9話 真紅の瞳の享楽の女王.6
「おとーさぁああああああん!!」
俺は門兵達に追われてる最中、何処からか響くふわふわ天使の尻尾をもつミルンの声が聞こえてきた。
斜め後方下!! ああ麗しの俺の娘!!
門兵達も俺の目線を追い、ミルンが叫ぶ姿を捉えて敵意を下へ向けた。
「詰所に居るものぉおおお!! そこの獣族を捕らえろぉおおおおおお!!」
馬鹿でかい声でヤバい事いいやがって!?
見ると詰所らしき所から聖女、ニアノールさんと村長が慌てて出てきてミルンを下がらせ、そこから出て来る出て来る門兵集団!?
「逃げろぉおおおおおお!!」
俺は叫ぶも既にミルン達は囲まれてしまい臨戦態勢にになっている。
糞っ数が多いから流石にあの三人だけだと逃げれないか!?
「ははは、変質者。
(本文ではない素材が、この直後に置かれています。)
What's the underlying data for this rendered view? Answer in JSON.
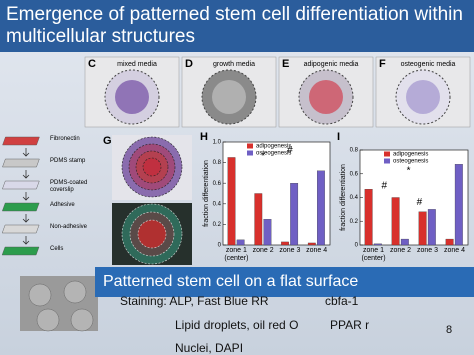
{
  "title": "Emergence of patterned stem cell differentiation within multicellular structures",
  "panels": [
    {
      "letter": "C",
      "caption": "mixed media"
    },
    {
      "letter": "D",
      "caption": "growth media"
    },
    {
      "letter": "E",
      "caption": "adipogenic media"
    },
    {
      "letter": "F",
      "caption": "osteogenic media"
    }
  ],
  "panel_g": "G",
  "diagram": {
    "labels": [
      "Fibronectin",
      "PDMS stamp",
      "PDMS-coated coverslip",
      "Adhesive",
      "Non-adhesive",
      "Cells"
    ]
  },
  "chart_data": [
    {
      "type": "bar",
      "label": "H",
      "y_label": "fraction differentiation",
      "categories": [
        "zone 1 (center)",
        "zone 2",
        "zone 3",
        "zone 4"
      ],
      "series": [
        {
          "name": "adipogenesis",
          "color": "#d8302c",
          "values": [
            0.85,
            0.5,
            0.03,
            0.02
          ]
        },
        {
          "name": "osteogenesis",
          "color": "#6f5fc4",
          "values": [
            0.05,
            0.25,
            0.6,
            0.72
          ]
        }
      ],
      "ylim": [
        0,
        1
      ],
      "yticks": [
        0,
        0.2,
        0.4,
        0.6,
        0.8,
        {
          "value": 1,
          "label": "1.0"
        }
      ],
      "annotations": [
        "*",
        "#"
      ]
    },
    {
      "type": "bar",
      "label": "I",
      "y_label": "fraction differentiation",
      "categories": [
        "zone 1 (center)",
        "zone 2",
        "zone 3",
        "zone 4"
      ],
      "series": [
        {
          "name": "adipogenesis",
          "color": "#d8302c",
          "values": [
            0.47,
            0.4,
            0.28,
            0.05
          ]
        },
        {
          "name": "osteogenesis",
          "color": "#6f5fc4",
          "values": [
            0.01,
            0.05,
            0.3,
            0.68
          ]
        }
      ],
      "ylim": [
        0,
        0.8
      ],
      "yticks": [
        0,
        0.2,
        0.4,
        0.6,
        0.8
      ],
      "annotations": [
        "*",
        "#",
        "#"
      ]
    }
  ],
  "banner": "Patterned stem cell on a flat surface",
  "notes": [
    [
      "Staining: ALP, Fast Blue RR",
      "cbfa-1"
    ],
    [
      "Lipid droplets, oil red O",
      "PPAR r"
    ],
    [
      "Nuclei, DAPI"
    ]
  ],
  "page_number": "8"
}
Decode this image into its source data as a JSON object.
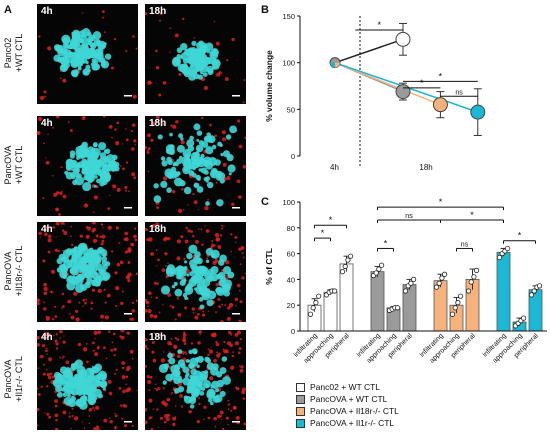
{
  "panels": {
    "a": "A",
    "b": "B",
    "c": "C"
  },
  "micrographs": {
    "rows": [
      {
        "label_line1": "Panc02",
        "label_line2": "+WT CTL",
        "left_time": "4h",
        "right_time": "18h",
        "red_level": 0.05
      },
      {
        "label_line1": "PancOVA",
        "label_line2": "+WT CTL",
        "left_time": "4h",
        "right_time": "18h",
        "red_level": 0.25
      },
      {
        "label_line1": "PancOVA",
        "label_line2": "+Il18r-/- CTL",
        "left_time": "4h",
        "right_time": "18h",
        "red_level": 0.8
      },
      {
        "label_line1": "PancOVA",
        "label_line2": "+Il1r-/- CTL",
        "left_time": "4h",
        "right_time": "18h",
        "red_level": 0.9
      }
    ],
    "colors": {
      "tumor": "#3fd6d6",
      "ctl": "#e02020",
      "background": "#050505"
    }
  },
  "chart_data": [
    {
      "type": "line",
      "panel": "B",
      "ylabel": "% volume change",
      "ylim": [
        0,
        150
      ],
      "yticks": [
        0,
        50,
        100,
        150
      ],
      "x_labels": [
        "4h",
        "18h"
      ],
      "series": [
        {
          "name": "Panc02 + WT CTL",
          "color": "#ffffff",
          "points": [
            [
              0,
              100
            ],
            [
              1,
              125
            ]
          ],
          "err": [
            0,
            17
          ]
        },
        {
          "name": "PancOVA + WT CTL",
          "color": "#9a9a9a",
          "points": [
            [
              0,
              100
            ],
            [
              1,
              69
            ]
          ],
          "err": [
            0,
            9
          ]
        },
        {
          "name": "PancOVA + Il18r-/- CTL",
          "color": "#f6b27a",
          "points": [
            [
              0,
              100
            ],
            [
              1.55,
              55
            ]
          ],
          "err": [
            0,
            14
          ]
        },
        {
          "name": "PancOVA + Il1r-/- CTL",
          "color": "#1ab8d4",
          "points": [
            [
              0,
              100
            ],
            [
              2.1,
              47
            ]
          ],
          "err": [
            0,
            25
          ]
        }
      ],
      "significance": [
        "*",
        "*",
        "*",
        "ns"
      ]
    },
    {
      "type": "bar",
      "panel": "C",
      "ylabel": "% of CTL",
      "ylim": [
        0,
        100
      ],
      "yticks": [
        0,
        20,
        40,
        60,
        80,
        100
      ],
      "categories": [
        "infiltrating",
        "approaching",
        "peripheral"
      ],
      "groups": [
        {
          "name": "Panc02 + WT CTL",
          "color": "#ffffff",
          "values": [
            20,
            30,
            52
          ],
          "err": [
            5,
            2,
            6
          ],
          "points": [
            [
              13,
              18,
              22,
              27
            ],
            [
              28,
              30,
              31,
              31
            ],
            [
              46,
              50,
              55,
              58
            ]
          ]
        },
        {
          "name": "PancOVA + WT CTL",
          "color": "#9a9a9a",
          "values": [
            46,
            18,
            36
          ],
          "err": [
            4,
            1,
            4
          ],
          "points": [
            [
              43,
              45,
              48,
              51
            ],
            [
              16,
              17,
              18,
              18
            ],
            [
              31,
              35,
              37,
              40
            ]
          ]
        },
        {
          "name": "PancOVA + Il18r-/- CTL",
          "color": "#f6b27a",
          "values": [
            39,
            20,
            40
          ],
          "err": [
            5,
            6,
            8
          ],
          "points": [
            [
              34,
              37,
              41,
              44
            ],
            [
              13,
              18,
              22,
              27
            ],
            [
              31,
              38,
              42,
              47
            ]
          ]
        },
        {
          "name": "PancOVA + Il1r-/- CTL",
          "color": "#1ab8d4",
          "values": [
            61,
            7,
            32
          ],
          "err": [
            3,
            3,
            3
          ],
          "points": [
            [
              57,
              60,
              62,
              64
            ],
            [
              4,
              6,
              8,
              10
            ],
            [
              28,
              31,
              34,
              35
            ]
          ]
        }
      ],
      "significance": [
        "*",
        "*",
        "*",
        "*",
        "ns",
        "*",
        "ns",
        "*",
        "*"
      ]
    }
  ],
  "legend": [
    {
      "label": "Panc02 + WT CTL",
      "color": "#ffffff"
    },
    {
      "label": "PancOVA + WT CTL",
      "color": "#9a9a9a"
    },
    {
      "label": "PancOVA + Il18r-/- CTL",
      "color": "#f6b27a"
    },
    {
      "label": "PancOVA + Il1r-/- CTL",
      "color": "#1ab8d4"
    }
  ]
}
流石にもう逃げれまいて、早々に房へもどり、その罪を洗いざらい吐いてもらうぞ!」
拷問ですよねー嫌だっての。
「逃げようとすれば、下の奴等も貴様が味わう筈だった事を体験して貰わなければならない。」
はっ?
「まあ、あの貴様を呼んだ獣族はどちらにせよ同罪だ。いや、穢らわしい獣であるから貴様より念入りに、より詳しく罪を問う必要があるな…ひひっ」
はぁあああ?
「いや、まてミルンは関係ないだろ!? あの石も透明だったし罪は無い!!」
「いやいや、貴様は人種、あれは獣だろう? なれば奴は生きているだけで罪! 真心の水晶だろうと間違える事はあるのだよ。そうだな…先ずはあの耳と尻尾を切り落とす。それから…」
「もう良い喋るな」
俺は少し…楽しみにしていた。
野営地で聞いた話。
まだ王都は他よりマシだと。
王女がしっかり護っているから大丈夫だと。
「どこが…だよっ」
「何か言ったかこの変質者めっ! この私に喋るなだと!?」
俺は自分の称号の事を考える…半魔王。
・半魔王(ぎりせ〜ふ〜ふふふ)
基本魔法制御解放
心の揺らぎにより範囲威力増減の効果を抑制
特定の魔物好感度上昇
レベルアップ時INT成長を妨害
謂わゆる心のぶれが今までの意味が分からない魔法や威力を出せた理由として、今は、中級魔法を中級のまま使い放題と言う事。
今一理解出来ない部分が多い。
でも、一つはイメージできるんだよなぁ。
「ああ喋るな。俺はな、ミルンを護るんだよ…お前らが…ミルンに少しでも傷をつけようとするなら」
意識を集中しろ…さっき見た魔法を!!
「魔王にでも何でもなってやるわぁああああああああああああ!! 焼き尽くせぇえええええ豪っ」
「待たぬか馬鹿者ぉおおおおおおおおお!!」
俺が魔法を発動しようとした瞬間、門兵とは比較にならないほどの声量で引き留められた。
「貴様の連れは無事だ! ゆっくりそのまま降りて来るがよい!!」
俺は怒りの形相で前の門兵を牽制しつつゆっくり下を見ると…門兵達が一人残らず跪いている? 一人の女性に向かって?
その女性はミルンを背中から抱き抱えるようにしながらこっちを見てきた。
近くに居る門兵の口からーーー
「へっ陛下!?」
「何故こちらに!」
ーーーなどと聞こえて来るって…陛下?
とりあえず、呆けている内に!!
ミルンを傷付けようとした門兵馬鹿目掛けて走り、そのまま城壁から蹴り飛ばす。